A Justiça de São Paulo determinou a interdição do ex-presidente Fernando Henrique Cardoso, de 94 anos, em decisão proferida nesta quarta-feira (15). A medida foi solicitada por três de seus filhos — Paulo Henrique, Luciana e Beatriz — diante do avanço do quadro de Alzheimer.
Com a decisão judicial, Paulo Henrique Cardoso foi nomeado curador provisório, ficando responsável pela administração dos interesses civis, financeiros e patrimoniais do pai. O processo corre em sigilo.
O pedido foi protocolado na terça-feira (14) e aceito no dia seguinte pela juíza Ana Lúcia Xavier Goldman, da 2ª Vara da Família e Sucessões do Foro Central Cível de São Paulo. A ação foi acompanhada de laudos médicos que apontam a progressão da doença e a incapacidade do ex-presidente para a prática de atos da vida civil.
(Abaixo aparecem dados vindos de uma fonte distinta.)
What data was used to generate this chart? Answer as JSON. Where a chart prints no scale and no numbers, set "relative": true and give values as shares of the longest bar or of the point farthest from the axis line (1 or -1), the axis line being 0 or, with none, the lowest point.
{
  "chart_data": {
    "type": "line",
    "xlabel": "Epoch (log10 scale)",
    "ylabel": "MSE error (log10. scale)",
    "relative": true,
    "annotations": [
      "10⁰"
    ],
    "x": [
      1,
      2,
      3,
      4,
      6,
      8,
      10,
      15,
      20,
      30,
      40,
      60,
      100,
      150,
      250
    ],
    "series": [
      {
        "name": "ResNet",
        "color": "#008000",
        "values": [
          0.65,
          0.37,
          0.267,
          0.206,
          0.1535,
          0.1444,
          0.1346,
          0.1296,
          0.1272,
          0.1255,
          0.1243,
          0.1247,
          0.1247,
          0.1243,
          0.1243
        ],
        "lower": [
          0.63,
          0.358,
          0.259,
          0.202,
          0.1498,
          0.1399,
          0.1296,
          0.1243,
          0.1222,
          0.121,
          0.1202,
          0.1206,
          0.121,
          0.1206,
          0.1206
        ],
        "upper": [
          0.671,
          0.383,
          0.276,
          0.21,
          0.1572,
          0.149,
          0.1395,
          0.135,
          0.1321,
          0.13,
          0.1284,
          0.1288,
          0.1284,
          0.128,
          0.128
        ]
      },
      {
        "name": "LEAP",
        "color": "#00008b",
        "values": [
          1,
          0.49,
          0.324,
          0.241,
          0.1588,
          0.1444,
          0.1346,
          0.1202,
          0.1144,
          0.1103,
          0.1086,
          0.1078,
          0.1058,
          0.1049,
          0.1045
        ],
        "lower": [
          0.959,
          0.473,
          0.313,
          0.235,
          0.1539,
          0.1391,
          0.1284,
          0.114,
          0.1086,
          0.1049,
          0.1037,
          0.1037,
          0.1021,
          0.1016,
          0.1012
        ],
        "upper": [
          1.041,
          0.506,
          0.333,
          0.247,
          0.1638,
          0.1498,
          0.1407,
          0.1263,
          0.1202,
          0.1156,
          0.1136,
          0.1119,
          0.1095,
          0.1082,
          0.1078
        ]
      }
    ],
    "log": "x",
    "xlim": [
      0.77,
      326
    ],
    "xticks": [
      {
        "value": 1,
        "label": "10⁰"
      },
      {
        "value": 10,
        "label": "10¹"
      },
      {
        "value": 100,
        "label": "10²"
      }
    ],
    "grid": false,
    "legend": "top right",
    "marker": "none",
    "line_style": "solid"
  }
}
Segundo o documento apresentado à Justiça, o agravamento do estado de saúde compromete inclusive a validade de procurações anteriormente concedidas por FHC. A petição também reúne relatos de pessoas próximas à família e registros de comunicação com a equipe responsável pelos cuidados médicos.
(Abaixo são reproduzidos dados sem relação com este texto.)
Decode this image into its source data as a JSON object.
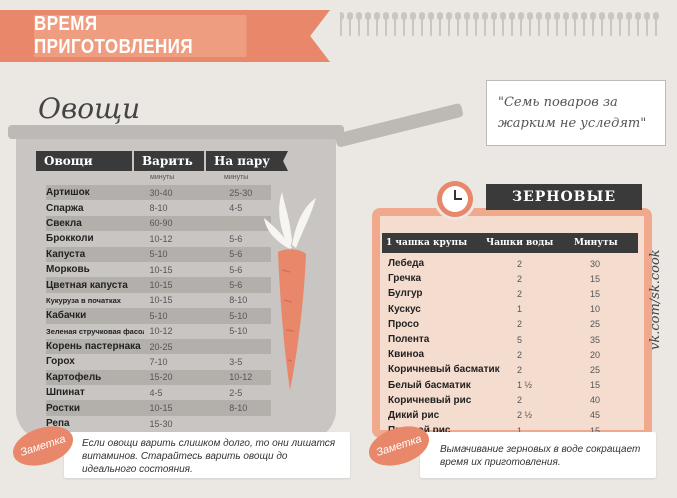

A decisão tem caráter provisório e, neste primeiro momento, abrange a gestão patrimonial. Outras questões poderão ser analisadas após a realização de perícia médica, conforme prevê a legislação.
Presidente do Brasil entre 1995 e 2002, Fernando Henrique Cardoso manteve atuação no debate público após deixar o cargo, principalmente por meio de sua fundação e de sua ligação histórica com o PSDB. Em 2022, voltou ao noticiário ao declarar apoio ao então candidato Luiz Inácio Lula da Silva na disputa presidencial contra Jair Bolsonaro.